🤖 AI Summary
Current text-to-image models struggle to accurately model physical object states—such as “a table without a bottle” or “an empty cup”—particularly failing to comprehend abstract states involving negation or emptiness. To address this, we propose the first fully automated synthetic data generation method specifically designed for object state modeling, producing high-quality, fine-grained state annotations. We introduce the first dedicated evaluation benchmark: a 200-prompt, fine-grained prompt set covering diverse everyday object states. Leveraging LoRA-based fine-tuning on open-source diffusion models and employing GPT-4o-mini as a vision-language alignment evaluator, we establish a dual-track evaluation framework integrating GenAI-Bench and our custom state-centric benchmark. Experiments demonstrate an average absolute improvement of over 8% on GenAI-Bench and over 24% on our custom prompt set. All generated data, source code, and evaluation protocols are publicly released.
📝 Abstract
Current text-to-image generative models struggle to accurately represent object states (e.g.,"a table without a bottle,""an empty tumbler").
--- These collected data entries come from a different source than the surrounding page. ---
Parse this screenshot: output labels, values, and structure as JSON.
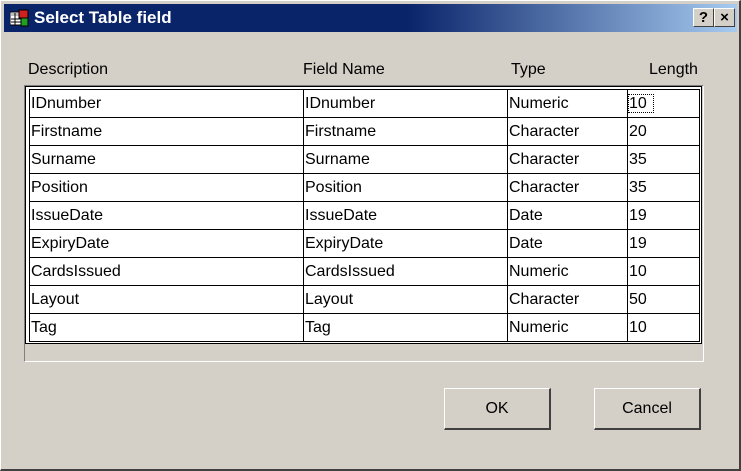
{
  "window": {
    "title": "Select Table field",
    "help_label": "?",
    "close_label": "×"
  },
  "columns": [
    "Description",
    "Field Name",
    "Type",
    "Length"
  ],
  "rows": [
    {
      "description": "IDnumber",
      "field_name": "IDnumber",
      "type": "Numeric",
      "length": "10"
    },
    {
      "description": "Firstname",
      "field_name": "Firstname",
      "type": "Character",
      "length": "20"
    },
    {
      "description": "Surname",
      "field_name": "Surname",
      "type": "Character",
      "length": "35"
    },
    {
      "description": "Position",
      "field_name": "Position",
      "type": "Character",
      "length": "35"
    },
    {
      "description": "IssueDate",
      "field_name": "IssueDate",
      "type": "Date",
      "length": "19"
    },
    {
      "description": "ExpiryDate",
      "field_name": "ExpiryDate",
      "type": "Date",
      "length": "19"
    },
    {
      "description": "CardsIssued",
      "field_name": "CardsIssued",
      "type": "Numeric",
      "length": "10"
    },
    {
      "description": "Layout",
      "field_name": "Layout",
      "type": "Character",
      "length": "50"
    },
    {
      "description": "Tag",
      "field_name": "Tag",
      "type": "Numeric",
      "length": "10"
    }
  ],
  "buttons": {
    "ok_label": "OK",
    "cancel_label": "Cancel"
  },
  "colors": {
    "title_start": "#0a246a",
    "title_end": "#a6caf0",
    "face": "#d4d0c8"
  },
  "icons": {
    "title": "table-window-icon"
  }
}
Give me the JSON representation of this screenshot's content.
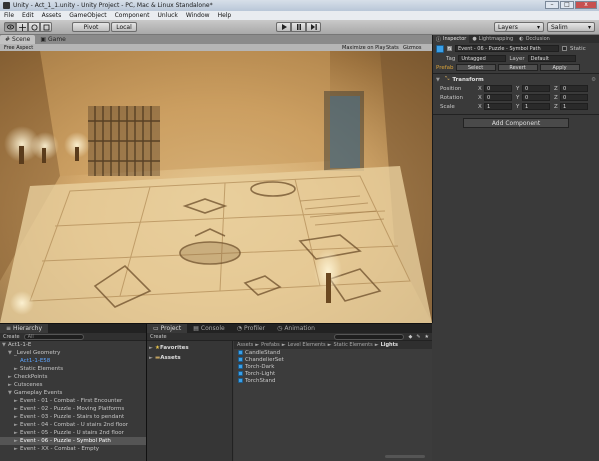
{
  "window": {
    "title": "Unity - Act_1_1.unity - Unity Project - PC, Mac & Linux Standalone*",
    "controls": [
      "–",
      "□",
      "x"
    ]
  },
  "menu": [
    "File",
    "Edit",
    "Assets",
    "GameObject",
    "Component",
    "Unluck",
    "Window",
    "Help"
  ],
  "toolbar": {
    "pivot": "Pivot",
    "local": "Local",
    "layers": "Layers",
    "layout": "Salim"
  },
  "scene_panel": {
    "tabs": [
      "Scene",
      "Game"
    ],
    "aspect": "Free Aspect",
    "options": [
      "Maximize on Play",
      "Stats",
      "Gizmos"
    ]
  },
  "inspector": {
    "tabs": [
      "Inspector",
      "Lightmapping",
      "Occlusion"
    ],
    "object_name": "Event - 06 - Puzzle - Symbol Path",
    "static_label": "Static",
    "tag_label": "Tag",
    "tag_value": "Untagged",
    "layer_label": "Layer",
    "layer_value": "Default",
    "prefab_label": "Prefab",
    "prefab_buttons": [
      "Select",
      "Revert",
      "Apply"
    ],
    "component": "Transform",
    "transform": [
      {
        "label": "Position",
        "x": "0",
        "y": "0",
        "z": "0"
      },
      {
        "label": "Rotation",
        "x": "0",
        "y": "0",
        "z": "0"
      },
      {
        "label": "Scale",
        "x": "1",
        "y": "1",
        "z": "1"
      }
    ],
    "add_component": "Add Component"
  },
  "hierarchy": {
    "tab": "Hierarchy",
    "create": "Create",
    "search_placeholder": "All",
    "items": [
      {
        "label": "Act1-1-E",
        "indent": 0,
        "arrow": "▼",
        "style": "normal"
      },
      {
        "label": "_Level Geometry",
        "indent": 1,
        "arrow": "▼",
        "style": "normal"
      },
      {
        "label": "Act1-1-E58",
        "indent": 2,
        "arrow": "",
        "style": "prefab"
      },
      {
        "label": "Static Elements",
        "indent": 2,
        "arrow": "►",
        "style": "normal"
      },
      {
        "label": "CheckPoints",
        "indent": 1,
        "arrow": "►",
        "style": "normal"
      },
      {
        "label": "Cutscenes",
        "indent": 1,
        "arrow": "►",
        "style": "normal"
      },
      {
        "label": "Gameplay Events",
        "indent": 1,
        "arrow": "▼",
        "style": "normal"
      },
      {
        "label": "Event - 01 - Combat - First Encounter",
        "indent": 2,
        "arrow": "►",
        "style": "normal"
      },
      {
        "label": "Event - 02 - Puzzle - Moving Platforms",
        "indent": 2,
        "arrow": "►",
        "style": "normal"
      },
      {
        "label": "Event - 03 - Puzzle - Stairs to pendant",
        "indent": 2,
        "arrow": "►",
        "style": "normal"
      },
      {
        "label": "Event - 04 - Combat - U stairs 2nd floor",
        "indent": 2,
        "arrow": "►",
        "style": "normal"
      },
      {
        "label": "Event - 05 - Puzzle - U stairs 2nd floor",
        "indent": 2,
        "arrow": "►",
        "style": "normal"
      },
      {
        "label": "Event - 06 - Puzzle - Symbol Path",
        "indent": 2,
        "arrow": "►",
        "style": "selected"
      },
      {
        "label": "Event - XX - Combat - Empty",
        "indent": 2,
        "arrow": "►",
        "style": "normal"
      }
    ]
  },
  "project": {
    "tabs": [
      "Project",
      "Console",
      "Profiler",
      "Animation"
    ],
    "create": "Create",
    "favorites": "Favorites",
    "assets": "Assets",
    "breadcrumb": [
      "Assets",
      "Prefabs",
      "Level Elements",
      "Static Elements"
    ],
    "breadcrumb_current": "Lights",
    "items": [
      "CandleStand",
      "ChandelierSet",
      "Torch-Dark",
      "Torch-Light",
      "TorchStand"
    ]
  },
  "colors": {
    "accent_blue": "#3aa0e8",
    "selection": "#555555",
    "prefab_text": "#5ea5ff"
  }
}
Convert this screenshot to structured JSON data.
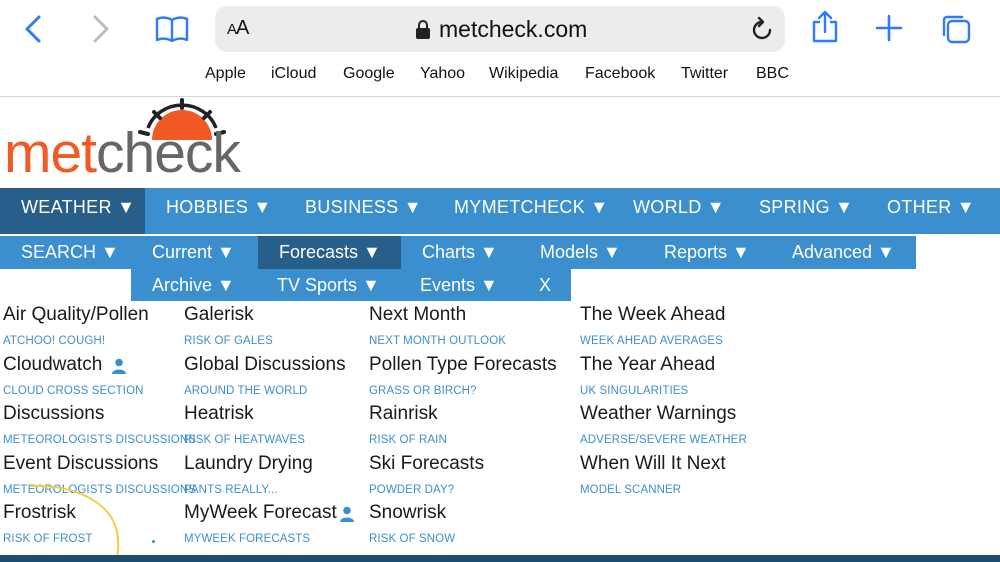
{
  "browser": {
    "url_display": "metcheck.com",
    "text_size_label": "AA",
    "favorites": [
      "Apple",
      "iCloud",
      "Google",
      "Yahoo",
      "Wikipedia",
      "Facebook",
      "Twitter",
      "BBC"
    ]
  },
  "site": {
    "logo": {
      "part1": "met",
      "part2": "check"
    },
    "nav_primary": [
      "WEATHER ▼",
      "HOBBIES ▼",
      "BUSINESS ▼",
      "MYMETCHECK ▼",
      "WORLD ▼",
      "SPRING ▼",
      "OTHER ▼"
    ],
    "nav_secondary_row1": [
      "SEARCH ▼",
      "Current ▼",
      "Forecasts ▼",
      "Charts ▼",
      "Models ▼",
      "Reports ▼",
      "Advanced ▼"
    ],
    "nav_secondary_row2": [
      "Archive ▼",
      "TV Sports ▼",
      "Events ▼",
      "X"
    ],
    "menu": {
      "col1": [
        {
          "title": "Air Quality/Pollen",
          "sub": "ATCHOO! COUGH!"
        },
        {
          "title": "Cloudwatch",
          "sub": "CLOUD CROSS SECTION"
        },
        {
          "title": "Discussions",
          "sub": "METEOROLOGISTS DISCUSSIONS"
        },
        {
          "title": "Event Discussions",
          "sub": "METEOROLOGISTS DISCUSSIONS"
        },
        {
          "title": "Frostrisk",
          "sub": "RISK OF FROST"
        }
      ],
      "col2": [
        {
          "title": "Galerisk",
          "sub": "RISK OF GALES"
        },
        {
          "title": "Global Discussions",
          "sub": "AROUND THE WORLD"
        },
        {
          "title": "Heatrisk",
          "sub": "RISK OF HEATWAVES"
        },
        {
          "title": "Laundry Drying",
          "sub": "PANTS REALLY..."
        },
        {
          "title": "MyWeek Forecast",
          "sub": "MYWEEK FORECASTS"
        }
      ],
      "col3": [
        {
          "title": "Next Month",
          "sub": "NEXT MONTH OUTLOOK"
        },
        {
          "title": "Pollen Type Forecasts",
          "sub": "GRASS OR BIRCH?"
        },
        {
          "title": "Rainrisk",
          "sub": "RISK OF RAIN"
        },
        {
          "title": "Ski Forecasts",
          "sub": "POWDER DAY?"
        },
        {
          "title": "Snowrisk",
          "sub": "RISK OF SNOW"
        }
      ],
      "col4": [
        {
          "title": "The Week Ahead",
          "sub": "WEEK AHEAD AVERAGES"
        },
        {
          "title": "The Year Ahead",
          "sub": "UK SINGULARITIES"
        },
        {
          "title": "Weather Warnings",
          "sub": "ADVERSE/SEVERE WEATHER"
        },
        {
          "title": "When Will It Next",
          "sub": "MODEL SCANNER"
        }
      ]
    }
  },
  "colors": {
    "nav_blue": "#3c8fcf",
    "nav_active": "#285e8a",
    "logo_orange": "#f15a24",
    "logo_grey": "#666666",
    "ios_blue": "#2f7cf6"
  }
}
In this work, we first design a fully-automatic pipeline to generate high-quality synthetic data that accurately captures objects in varied states. Next, we fine-tune several open-source text-to-image models on this synthetic data. We evaluate the performance of the fine-tuned models by quantifying the alignment of the generated images to their prompts using GPT4o-mini, and achieve an average absolute improvement of 8+% across four models on the public GenAI-Bench dataset. We also curate a collection of 200 prompts with a specific focus on common objects in various physical states. We demonstrate a significant improvement of an average of 24+% over the baseline on this dataset. We release all evaluation prompts and code.